In this context, we are seeking contributions that explore the artistic, technological, and cultural significance of headphone-mediated performance over recent years. This special issue welcomes contributions that engage headphone-mediated performance across diverse cultural spaces that foster broader dialogues orbiting around several key questions: What are the working logics of headphone-mediated performances? How do they negotiate conventional emphases on the liveness, presence, or communal experience of performance? How do they restructure and mobilize performance experience, and how do they work with performance space or with audience engagement and perception? To what extent does ‘in-yer-ear’ theatre draw from and embrace the specificity of its medium?

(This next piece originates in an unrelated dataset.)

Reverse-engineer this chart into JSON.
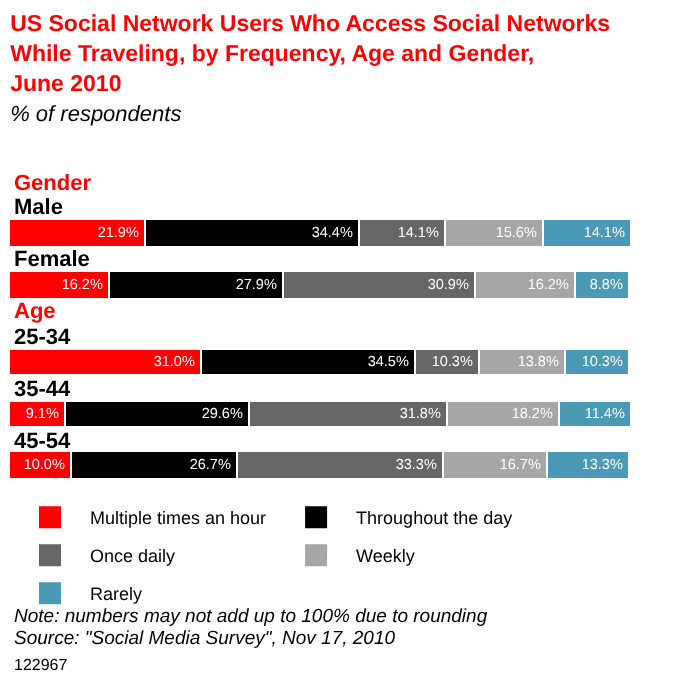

In other words, how does it harness the enclosed nature of its wired listening to envision new futures for expanded stages and “liveness-plus” performance? How do the private stages of headphone listening reflect contemporary emphases on individual experience or reproduce algorithmic echo-chamber logics? In what ways do they engage with neoliberal ethics and the cult of individualism? To what extent do they position headphones as cultural references, fashion statements, or commodities within consumer culture?

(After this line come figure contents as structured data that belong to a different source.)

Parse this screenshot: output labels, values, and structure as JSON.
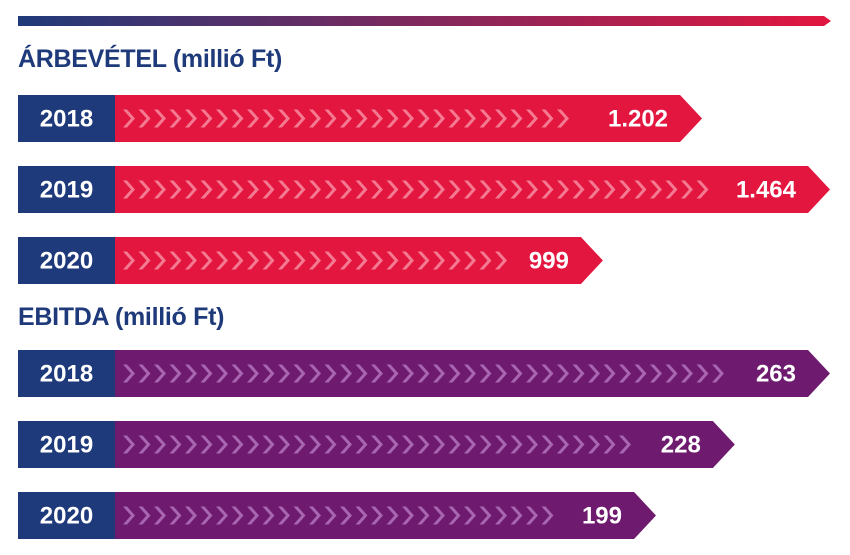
{
  "colors": {
    "navy": "#1f3a7a",
    "revenue": "#e2163f",
    "revenue_chevron": "#f47a92",
    "ebitda": "#6e1a6e",
    "ebitda_chevron": "#a865b0",
    "gradient_start": "#1f3a7a",
    "gradient_end": "#e2163f"
  },
  "chart_data": [
    {
      "type": "bar",
      "orientation": "horizontal",
      "title": "ÁRBEVÉTEL (millió Ft)",
      "categories": [
        "2018",
        "2019",
        "2020"
      ],
      "values": [
        1202,
        1464,
        999
      ],
      "value_labels": [
        "1.202",
        "1.464",
        "999"
      ],
      "xlim": [
        0,
        1464
      ],
      "grid": false
    },
    {
      "type": "bar",
      "orientation": "horizontal",
      "title": "EBITDA (millió Ft)",
      "categories": [
        "2018",
        "2019",
        "2020"
      ],
      "values": [
        263,
        228,
        199
      ],
      "value_labels": [
        "263",
        "228",
        "199"
      ],
      "xlim": [
        0,
        263
      ],
      "grid": false
    }
  ]
}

Contributions might approach questions including but by no means limited to:

  • Historical antecedents of headphone-mediated performance including headphone verbatim
  • Intersections with current audio culture (or more specifically with podcasting, ASMR, and other headphone-based media forms)
  • Possible future directions of headphone-based theatre
  • Space and place in walking-based headphone theatre or audio/video tours
  • Role and influence of personal audio technologies in theatre practice (from design to performance)
  • Headphone-based theatre and audience experience
  • Audience and/as performers in headphone performances
  • Digital listening and embodied perception
  • Wired spectatorship, digital bubbles, current algorithmic culture
  • Inclusion and Accessibility in headphone-based performances
  • Aesthetic and narrative elements of headphone-based theatre
  • The politics of headphone-based theatre
  • Role of headphone theatre in intimate or one-to-one performance
  • Digital theatre listening as/and eco-minded practice
  • Questions of liveness in headphone-mediated theatre

The issue welcomes research articles (6-10,000 words) as well as a range of other types of submissions, including, but not limited to, artistic reflections/interventions, interviews or manifestos (3-6,000 words) that align with the theme.

If interested, please submit 300-word proposals by Tuesday 15 July 2025 to the guest editors: mristani@enl.auth.gr and sotirios@ankara.edu.tr.

If successful, full articles will be due in April 2026.